You are viewing a plain text version of this content. The canonical link for it is here.
Posted to user@spark.apache.org by Pedro Tuero <tu...@gmail.com> on 2017/05/22 19:42:25 UTC

Broadcasted Object is empty in executors.

Hi,
I'm using spark 2.1.0 in aws emr. Kryo Serializer.

I'm broadcasting a java class :

public class NameMatcher {

    private static final Logger LOG =
LoggerFactory.getLogger(NameMatcher.class);
    private final Splitter splitter;
    private final SetMultimap<String, IdNamed> itemsByWord;
    private final Multiset<IdNamed> wordCount;

    private NameMatcher(Builder builder) {
        splitter = builder.splitter;
        itemsByWord = cloneMultiMap(builder.itemsByWord);
        wordCount = cloneMultiSet(builder.wordCount);
        LOG.info("Matcher itemsByWorld size: {}", itemsByWord.size());
        LOG.info("Matcher wordCount size: {}", wordCount.size());
    }

    private <T> Multiset<T> cloneMultiSet(Multiset<T> multiset) {
        Multiset<T> result = HashMultiset.create();
        result.addAll(multiset);
        return result;
    }

    private <T, U> SetMultimap<T, U> cloneMultiMap(Multimap<T, U> multimap)
{
        SetMultimap<T, U> result = HashMultimap.create();
        result.putAll(multimap);
        return result;
    }

    public Set<IdNamed> match(CharSequence text) {
        LOG.info("itemsByWorld Keys {}", itemsByWord.keys());
        LOG.info("QueryMatching: {}", text);
        Multiset<IdNamed> counter = HashMultiset.create();
        Set<IdNamed> result = Sets.newHashSet();
        for (String word : Sets.newHashSet(splitter.split(text))) {
            if (itemsByWord.containsKey(word)) {
                for (IdNamed item : itemsByWord.get(word)) {
                    counter.add(item);
                    if (wordCount.count(item) == counter.count(item)) {
                        result.add(item);
                    }
                }
            }
        }
        return result;
    }
}

So the logs in the constructor are ok:
LOG.info("Matcher itemsByWorld size: {}", itemsByWord.size());
prints itemsByWorld sizes and it's as expected.

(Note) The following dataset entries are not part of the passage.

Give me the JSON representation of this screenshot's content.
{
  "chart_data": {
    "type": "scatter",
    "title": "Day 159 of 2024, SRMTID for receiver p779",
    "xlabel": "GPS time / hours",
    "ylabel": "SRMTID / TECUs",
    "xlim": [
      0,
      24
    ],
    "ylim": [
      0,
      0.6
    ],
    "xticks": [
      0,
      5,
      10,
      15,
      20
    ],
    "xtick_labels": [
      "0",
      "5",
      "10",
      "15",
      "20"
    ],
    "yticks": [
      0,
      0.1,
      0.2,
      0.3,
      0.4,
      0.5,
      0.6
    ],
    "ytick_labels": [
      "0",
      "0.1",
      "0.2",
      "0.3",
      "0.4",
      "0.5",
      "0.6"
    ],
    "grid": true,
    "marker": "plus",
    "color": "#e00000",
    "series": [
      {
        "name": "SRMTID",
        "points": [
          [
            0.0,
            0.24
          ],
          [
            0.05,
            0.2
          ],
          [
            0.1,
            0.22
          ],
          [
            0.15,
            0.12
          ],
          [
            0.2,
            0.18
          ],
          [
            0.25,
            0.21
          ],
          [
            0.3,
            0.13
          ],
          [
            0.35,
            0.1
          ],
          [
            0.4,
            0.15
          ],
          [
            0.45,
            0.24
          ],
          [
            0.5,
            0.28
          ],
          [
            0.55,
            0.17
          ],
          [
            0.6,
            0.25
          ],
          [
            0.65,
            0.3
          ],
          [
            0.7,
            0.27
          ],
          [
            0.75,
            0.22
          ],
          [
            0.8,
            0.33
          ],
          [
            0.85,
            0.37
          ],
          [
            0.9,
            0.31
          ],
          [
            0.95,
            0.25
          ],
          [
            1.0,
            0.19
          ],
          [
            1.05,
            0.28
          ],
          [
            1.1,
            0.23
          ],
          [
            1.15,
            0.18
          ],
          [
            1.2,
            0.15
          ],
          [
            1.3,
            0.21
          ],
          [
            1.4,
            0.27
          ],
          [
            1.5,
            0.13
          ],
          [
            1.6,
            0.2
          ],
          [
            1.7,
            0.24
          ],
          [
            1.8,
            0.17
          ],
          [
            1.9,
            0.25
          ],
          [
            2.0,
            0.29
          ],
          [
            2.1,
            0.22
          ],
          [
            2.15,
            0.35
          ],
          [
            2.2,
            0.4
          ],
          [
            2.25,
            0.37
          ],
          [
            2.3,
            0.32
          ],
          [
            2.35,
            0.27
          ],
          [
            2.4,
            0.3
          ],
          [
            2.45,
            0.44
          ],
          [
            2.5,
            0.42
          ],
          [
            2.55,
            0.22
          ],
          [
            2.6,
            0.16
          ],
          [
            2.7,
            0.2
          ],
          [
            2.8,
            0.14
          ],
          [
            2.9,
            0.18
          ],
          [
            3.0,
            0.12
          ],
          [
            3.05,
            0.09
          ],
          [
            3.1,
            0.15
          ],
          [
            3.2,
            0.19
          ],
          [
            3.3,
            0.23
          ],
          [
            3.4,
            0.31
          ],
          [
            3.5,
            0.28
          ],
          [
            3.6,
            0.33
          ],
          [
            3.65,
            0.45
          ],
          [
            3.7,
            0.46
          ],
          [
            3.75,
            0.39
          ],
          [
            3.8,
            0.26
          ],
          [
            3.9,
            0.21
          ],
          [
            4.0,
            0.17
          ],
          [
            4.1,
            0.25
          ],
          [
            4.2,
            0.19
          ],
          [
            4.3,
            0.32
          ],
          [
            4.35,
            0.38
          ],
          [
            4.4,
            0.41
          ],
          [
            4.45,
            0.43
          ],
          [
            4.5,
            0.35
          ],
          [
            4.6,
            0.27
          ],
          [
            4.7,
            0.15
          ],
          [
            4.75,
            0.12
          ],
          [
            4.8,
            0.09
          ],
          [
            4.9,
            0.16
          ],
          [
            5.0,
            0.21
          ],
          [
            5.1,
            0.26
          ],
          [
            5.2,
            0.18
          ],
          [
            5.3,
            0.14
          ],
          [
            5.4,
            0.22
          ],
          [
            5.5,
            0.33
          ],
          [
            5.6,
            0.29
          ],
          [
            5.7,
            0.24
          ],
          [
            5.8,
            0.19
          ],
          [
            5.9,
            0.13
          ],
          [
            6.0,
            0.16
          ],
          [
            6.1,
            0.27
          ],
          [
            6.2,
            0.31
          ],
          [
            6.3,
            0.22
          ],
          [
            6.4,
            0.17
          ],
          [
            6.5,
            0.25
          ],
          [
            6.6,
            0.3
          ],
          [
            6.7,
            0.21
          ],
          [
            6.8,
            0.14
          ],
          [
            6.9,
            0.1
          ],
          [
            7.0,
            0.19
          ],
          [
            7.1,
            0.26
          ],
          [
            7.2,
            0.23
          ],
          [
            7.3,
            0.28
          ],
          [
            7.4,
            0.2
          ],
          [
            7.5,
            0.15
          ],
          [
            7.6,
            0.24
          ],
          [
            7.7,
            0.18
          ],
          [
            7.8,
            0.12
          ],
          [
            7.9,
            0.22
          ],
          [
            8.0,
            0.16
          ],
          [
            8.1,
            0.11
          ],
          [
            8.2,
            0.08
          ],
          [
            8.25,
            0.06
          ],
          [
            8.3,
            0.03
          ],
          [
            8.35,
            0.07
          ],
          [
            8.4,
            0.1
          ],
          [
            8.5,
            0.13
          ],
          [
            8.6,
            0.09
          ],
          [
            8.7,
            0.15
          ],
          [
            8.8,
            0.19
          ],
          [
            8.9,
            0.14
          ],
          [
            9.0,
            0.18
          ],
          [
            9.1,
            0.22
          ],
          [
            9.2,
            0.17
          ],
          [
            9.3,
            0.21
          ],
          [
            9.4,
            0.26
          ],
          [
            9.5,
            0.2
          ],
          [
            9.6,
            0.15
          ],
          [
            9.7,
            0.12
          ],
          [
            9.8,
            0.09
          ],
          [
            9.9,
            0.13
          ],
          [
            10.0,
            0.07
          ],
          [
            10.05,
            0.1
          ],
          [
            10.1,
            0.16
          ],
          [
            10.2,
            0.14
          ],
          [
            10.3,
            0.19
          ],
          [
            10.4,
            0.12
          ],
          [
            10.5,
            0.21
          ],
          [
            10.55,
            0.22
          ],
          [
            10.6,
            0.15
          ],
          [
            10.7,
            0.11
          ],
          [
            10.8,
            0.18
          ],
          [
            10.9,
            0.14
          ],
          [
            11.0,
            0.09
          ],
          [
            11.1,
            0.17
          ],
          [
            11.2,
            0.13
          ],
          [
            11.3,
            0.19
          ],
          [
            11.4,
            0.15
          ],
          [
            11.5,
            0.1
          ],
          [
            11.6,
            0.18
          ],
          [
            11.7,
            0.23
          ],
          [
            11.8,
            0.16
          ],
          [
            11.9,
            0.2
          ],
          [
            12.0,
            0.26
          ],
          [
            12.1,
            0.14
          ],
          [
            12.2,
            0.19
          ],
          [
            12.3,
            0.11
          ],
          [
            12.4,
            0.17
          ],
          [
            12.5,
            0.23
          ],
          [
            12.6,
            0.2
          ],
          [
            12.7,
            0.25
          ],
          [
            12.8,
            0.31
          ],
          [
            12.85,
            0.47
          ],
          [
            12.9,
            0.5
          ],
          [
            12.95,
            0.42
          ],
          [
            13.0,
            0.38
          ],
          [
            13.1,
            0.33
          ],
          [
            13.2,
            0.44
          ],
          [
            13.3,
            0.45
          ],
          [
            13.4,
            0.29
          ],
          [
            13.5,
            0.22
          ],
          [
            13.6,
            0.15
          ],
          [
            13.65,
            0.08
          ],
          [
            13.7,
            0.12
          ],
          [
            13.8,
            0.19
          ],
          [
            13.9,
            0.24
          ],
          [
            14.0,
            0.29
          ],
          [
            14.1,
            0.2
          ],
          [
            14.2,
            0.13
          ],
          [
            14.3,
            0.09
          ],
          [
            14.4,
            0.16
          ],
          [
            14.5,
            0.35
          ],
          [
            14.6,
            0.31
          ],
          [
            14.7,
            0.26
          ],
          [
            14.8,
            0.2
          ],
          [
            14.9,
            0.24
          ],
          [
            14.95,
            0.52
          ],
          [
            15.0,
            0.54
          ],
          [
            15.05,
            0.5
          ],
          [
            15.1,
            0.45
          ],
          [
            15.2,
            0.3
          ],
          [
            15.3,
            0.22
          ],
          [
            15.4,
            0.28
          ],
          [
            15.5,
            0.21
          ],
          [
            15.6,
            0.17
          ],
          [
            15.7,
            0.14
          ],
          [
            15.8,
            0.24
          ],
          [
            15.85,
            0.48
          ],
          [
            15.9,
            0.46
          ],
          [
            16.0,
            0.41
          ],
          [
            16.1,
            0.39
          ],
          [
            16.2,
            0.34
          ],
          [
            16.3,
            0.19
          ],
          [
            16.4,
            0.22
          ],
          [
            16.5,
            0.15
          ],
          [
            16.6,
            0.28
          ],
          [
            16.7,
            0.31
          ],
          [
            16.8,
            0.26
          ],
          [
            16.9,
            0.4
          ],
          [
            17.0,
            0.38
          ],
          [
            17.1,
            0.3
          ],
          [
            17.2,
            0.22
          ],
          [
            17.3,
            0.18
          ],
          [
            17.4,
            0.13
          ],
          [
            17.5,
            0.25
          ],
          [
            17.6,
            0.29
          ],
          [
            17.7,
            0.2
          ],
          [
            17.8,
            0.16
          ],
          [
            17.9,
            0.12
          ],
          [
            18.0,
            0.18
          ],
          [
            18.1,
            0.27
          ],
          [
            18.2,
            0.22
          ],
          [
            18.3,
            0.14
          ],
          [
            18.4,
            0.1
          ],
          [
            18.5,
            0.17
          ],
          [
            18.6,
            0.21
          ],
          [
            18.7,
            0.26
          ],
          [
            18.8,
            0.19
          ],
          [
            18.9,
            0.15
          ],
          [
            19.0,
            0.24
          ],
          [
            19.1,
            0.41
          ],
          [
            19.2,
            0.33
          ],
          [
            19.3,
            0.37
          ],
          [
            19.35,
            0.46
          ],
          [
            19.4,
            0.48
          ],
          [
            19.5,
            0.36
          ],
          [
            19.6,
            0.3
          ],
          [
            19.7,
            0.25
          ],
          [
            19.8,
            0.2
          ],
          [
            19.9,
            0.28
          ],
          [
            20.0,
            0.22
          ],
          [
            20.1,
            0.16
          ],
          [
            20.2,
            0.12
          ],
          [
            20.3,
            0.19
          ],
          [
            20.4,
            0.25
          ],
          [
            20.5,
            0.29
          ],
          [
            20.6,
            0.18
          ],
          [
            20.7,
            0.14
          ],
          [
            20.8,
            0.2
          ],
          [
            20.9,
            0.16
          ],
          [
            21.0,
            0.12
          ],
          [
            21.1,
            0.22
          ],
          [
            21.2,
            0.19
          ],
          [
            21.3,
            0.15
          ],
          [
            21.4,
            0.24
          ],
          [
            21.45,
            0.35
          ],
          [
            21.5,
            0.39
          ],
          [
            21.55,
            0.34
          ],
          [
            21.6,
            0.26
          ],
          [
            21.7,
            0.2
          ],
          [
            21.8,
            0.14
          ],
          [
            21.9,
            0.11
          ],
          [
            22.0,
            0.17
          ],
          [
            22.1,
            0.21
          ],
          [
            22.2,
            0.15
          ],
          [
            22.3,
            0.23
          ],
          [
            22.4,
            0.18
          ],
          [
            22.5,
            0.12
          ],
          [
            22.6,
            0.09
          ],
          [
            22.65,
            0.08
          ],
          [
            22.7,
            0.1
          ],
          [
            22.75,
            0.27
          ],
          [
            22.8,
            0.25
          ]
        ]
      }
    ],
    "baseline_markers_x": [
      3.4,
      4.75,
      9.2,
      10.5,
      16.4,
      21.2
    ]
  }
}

But when calling:
nameMatcher.getValue().match(...
in a RDD transformation, the log line in match method:
 LOG.info("itemsByWorld Keys {}", itemsByWord.keys());
Prints an empty list.

This works alright running locally  in my computer, but fail with no match
running in aws emr.
I usually broadcast objects and map with no problems.
Can anyone give me a clue about what's happening here?
Thanks you very much,
Pedro.